Perdas e Danos 0806606-86.2022.8.18.0026


Ementa

RECURSO INOMINADO. JUIZADO ESPECIAL DA FAZENDA PÚBLICA. DIREITO ADMINISTRATIVO E PROCESSUAL CIVIL. PAGAMENTO EM DUPLICIDADE DE DPVAT E LICENCIAMENTO. RESTITUIÇÃO SIMPLES DEVIDA. CRITÉRIOS DE ATUALIZAÇÃO MONETÁRIA E JUROS EQUIVOCADOS NA ORIGEM. APLICAÇÃO DO ART. 1º-F DA LEI Nº 9.494/97 NO PERÍODO ANTERIOR À EMENDA CONSTITUCIONAL Nº 113/2021. INCIDÊNCIA DA TAXA SELIC APÓS 08/12/2021. OBSERVÂNCIA AO JULGAMENTO DAS ADI’S Nº 4357 E Nº 4425 PELO STF. SENTENÇA PARCIALMENTE REFORMADA. RECURSO CONHECIDO E PROVIDO EM PARTE. Recurso inominado interposto pela Fazenda Pública contra sentença que julgou parcialmente procedentes os pedidos para condená-la à restituição simples de valores pagos em duplicidade, pelo autor, a título de seguro DPVAT e renovação de licenciamento veicular referentes ao exercício de 2017, com atualização pela taxa SELIC desde o evento danoso ocorrido em 17/07/2019. A questão em discussão consiste em definir o índice e o termo inicial de correção monetária e juros incidentes sobre a condenação imposta à Fazenda Pública, especialmente quanto à possibilidade de aplicação da taxa SELIC em período anterior à vigência da Emenda Constitucional nº 113/2021. A sentença fixa atualização pela taxa SELIC desde o evento danoso, o que contraria o regime jurídico aplicável às condenações impostas à Fazenda Pública antes da vigência da EC nº 113/2021. A aplicação retroativa da taxa SELIC pode ensejar enriquecimento ilícito da parte autora, vedado pelo art. 884 do Código Civil.
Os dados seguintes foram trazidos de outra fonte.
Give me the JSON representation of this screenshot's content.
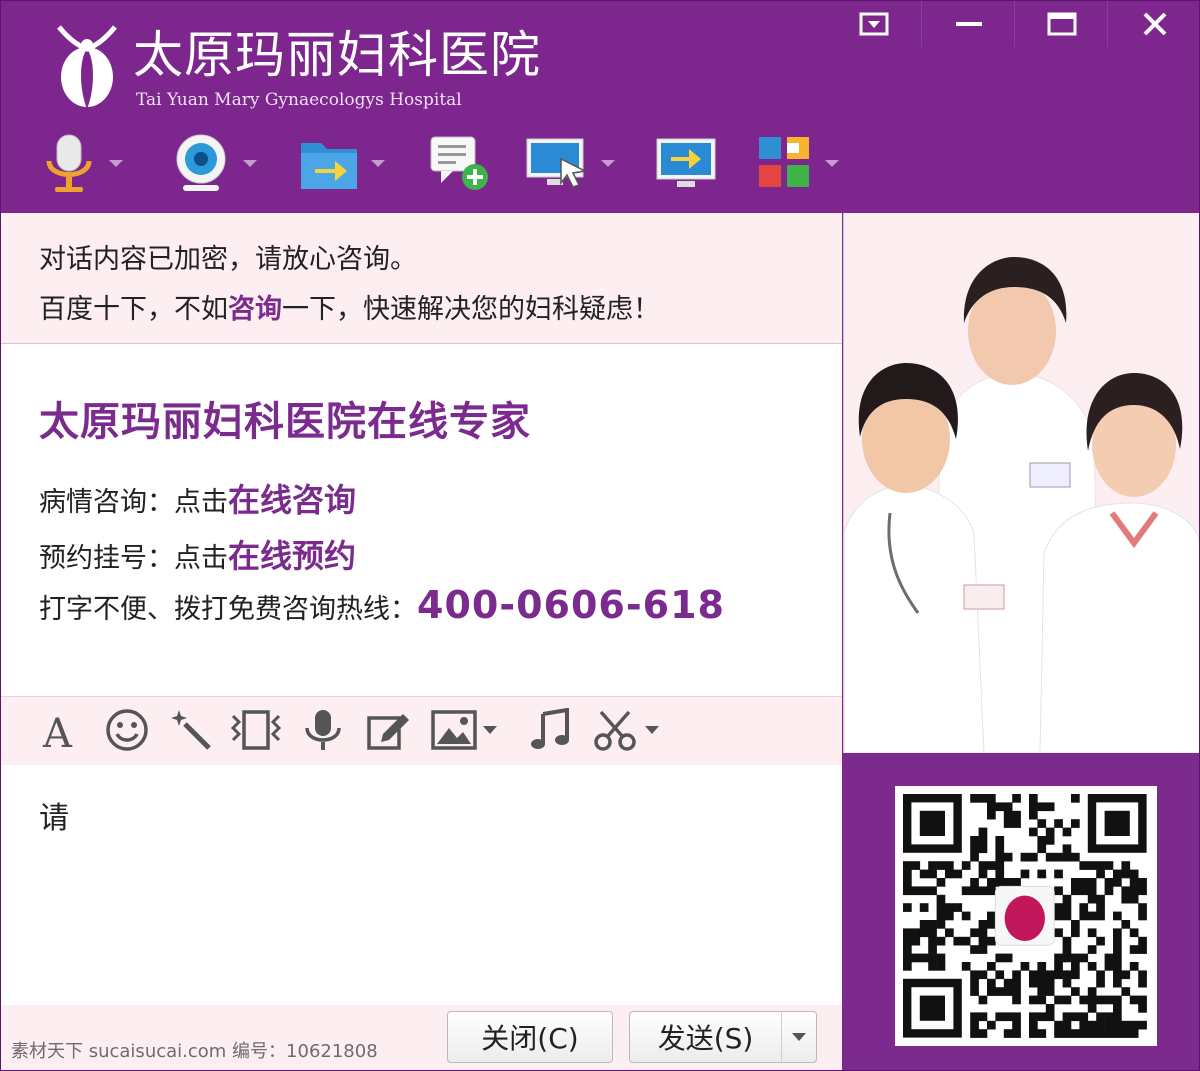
{
  "window": {
    "logo_cn": "太原玛丽妇科医院",
    "logo_en": "Tai Yuan Mary Gynaecologys Hospital",
    "controls": [
      "menu-icon",
      "minimize-icon",
      "maximize-icon",
      "close-icon"
    ]
  },
  "toolbar": {
    "items": [
      "microphone-icon",
      "webcam-icon",
      "send-file-icon",
      "new-message-icon",
      "remote-assist-icon",
      "screen-share-icon",
      "apps-grid-icon"
    ]
  },
  "notice": {
    "line1": "对话内容已加密，请放心咨询。",
    "line2_pre": "百度十下，不如",
    "line2_hl": "咨询",
    "line2_post": "一下，快速解决您的妇科疑虑！"
  },
  "message": {
    "title": "太原玛丽妇科医院在线专家",
    "row1_label": "病情咨询：点击",
    "row1_link": "在线咨询",
    "row2_label": "预约挂号：点击",
    "row2_link": "在线预约",
    "row3_label": "打字不便、拨打免费咨询热线：",
    "row3_phone": "400-0606-618"
  },
  "format_toolbar": {
    "items": [
      "font-icon",
      "emoji-icon",
      "magic-wand-icon",
      "shake-icon",
      "voice-icon",
      "edit-note-icon",
      "image-icon",
      "music-icon",
      "screenshot-scissors-icon"
    ]
  },
  "input": {
    "text": "请"
  },
  "buttons": {
    "close_label": "关闭(C)",
    "send_label": "发送(S)"
  },
  "watermark": "素材天下 sucaisucai.com  编号：10621808",
  "colors": {
    "brand_purple": "#7c268e",
    "panel_pink": "#fdeef2",
    "link_purple": "#7b2b8e"
  }
}
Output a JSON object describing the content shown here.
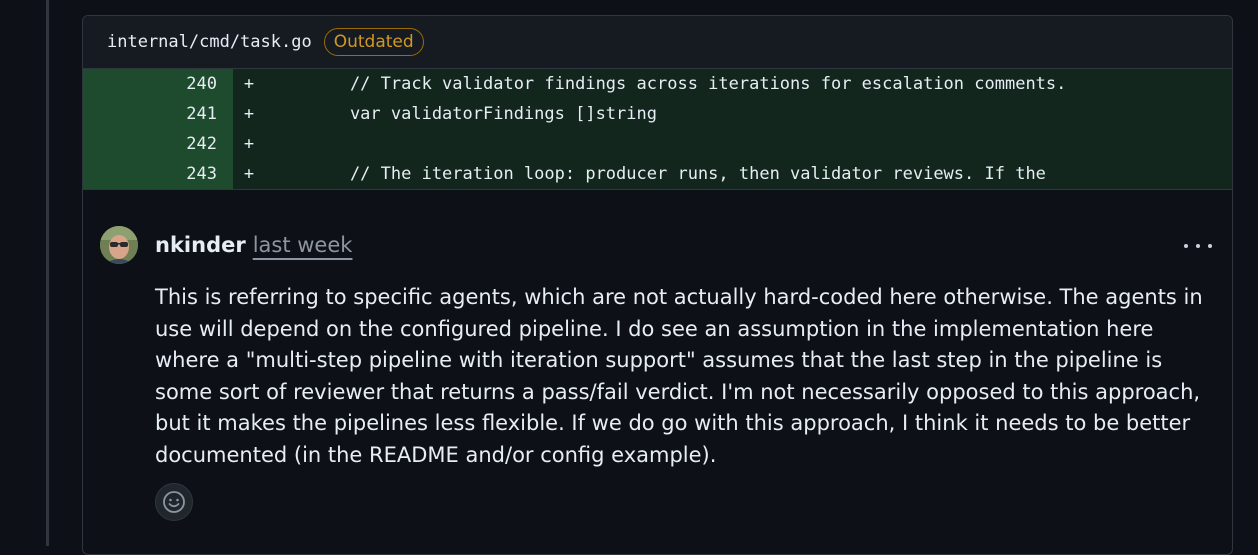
{
  "file": {
    "path": "internal/cmd/task.go",
    "badge": "Outdated"
  },
  "diff": {
    "lines": [
      {
        "num": "240",
        "sign": "+",
        "code": "    // Track validator findings across iterations for escalation comments."
      },
      {
        "num": "241",
        "sign": "+",
        "code": "    var validatorFindings []string"
      },
      {
        "num": "242",
        "sign": "+",
        "code": ""
      },
      {
        "num": "243",
        "sign": "+",
        "code": "    // The iteration loop: producer runs, then validator reviews. If the"
      }
    ]
  },
  "comment": {
    "author": "nkinder",
    "time": "last week",
    "body": "This is referring to specific agents, which are not actually hard-coded here otherwise. The agents in use will depend on the configured pipeline. I do see an assumption in the implementation here where a \"multi-step pipeline with iteration support\" assumes that the last step in the pipeline is some sort of reviewer that returns a pass/fail verdict. I'm not necessarily opposed to this approach, but it makes the pipelines less flexible. If we do go with this approach, I think it needs to be better documented (in the README and/or config example).",
    "avatar_icon": "user-avatar",
    "menu_icon": "kebab-horizontal-icon",
    "reaction_icon": "smiley-icon"
  },
  "colors": {
    "background": "#0d1117",
    "diff_add_bg": "#12261e",
    "diff_add_num_bg": "#1e4a2d",
    "badge": "#d29922",
    "muted": "#8d96a0"
  }
}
Até 07/12/2021, as condenações contra a Fazenda Pública devem observar o art. 1º-F da Lei nº 9.494/97, com correção monetária e juros segundo os índices oficiais aplicados à caderneta de poupança, conforme a redação dada pela Lei nº 11.960/2009. A partir 08/12/2021, em razão da EC nº 113/2021 e da orientação firmada pelo Supremo Tribunal Federal nas ADI’s nº 4357 e nº 4425, passa a incidir a taxa SELIC como índice único de atualização, englobando correção monetária, remuneração do capital e juros de mora. Impõe-se, portanto, a reforma parcial da sentença apenas para adequar os critérios de atualização da condenação aos parâmetros legais e constitucionais vigentes. Recurso parcialmente provido. Sentença parcialmente reformada. (TJPI - RECURSO INOMINADO CÍVEL 0806606-86.2022.8.18.0026 - Relator: RAIMUNDO HOLLAND MOURA DE QUEIROZ - 2ª Turma Recursal - Data 04/03/2026 )

Acórdão

PODER JUDICIÁRIO DO ESTADO DO PIAUÍ
TRIBUNAL DE JUSTIÇA DO ESTADO DO PIAUÍ

2ª Turma Recursal

RECURSO INOMINADO CÍVEL (460) Nº 0806606-86.2022.8.18.0026
RECORRENTE: DEPARTAMENTO ESTADUAL DE TRANSITO

RECORRIDO: GILVAN RIBEIRO CARDOSO
Advogado(s) do reclamado: DR. SANTIAGO REGISTRADO(A) CIVILMENTE COMO LUCAS SANTIAGO SILVA
RELATOR(A): 1ª Cadeira da 2ª Turma Recursal

 

 

EMENTA

 

RECURSO INOMINADO. JUIZADO ESPECIAL DA FAZENDA PÚBLICA. DIREITO ADMINISTRATIVO E PROCESSUAL CIVIL. PAGAMENTO EM DUPLICIDADE DE DPVAT E LICENCIAMENTO. RESTITUIÇÃO SIMPLES DEVIDA. CRITÉRIOS DE ATUALIZAÇÃO MONETÁRIA E JUROS EQUIVOCADOS NA ORIGEM. APLICAÇÃO DO ART. 1º-F DA LEI Nº 9.494/97 NO PERÍODO ANTERIOR À EMENDA CONSTITUCIONAL Nº 113/2021. INCIDÊNCIA DA TAXA SELIC APÓS 08/12/2021. OBSERVÂNCIA AO JULGAMENTO DAS ADI’S Nº 4357 E Nº 4425 PELO STF. SENTENÇA PARCIALMENTE REFORMADA. RECURSO CONHECIDO E PROVIDO EM PARTE. 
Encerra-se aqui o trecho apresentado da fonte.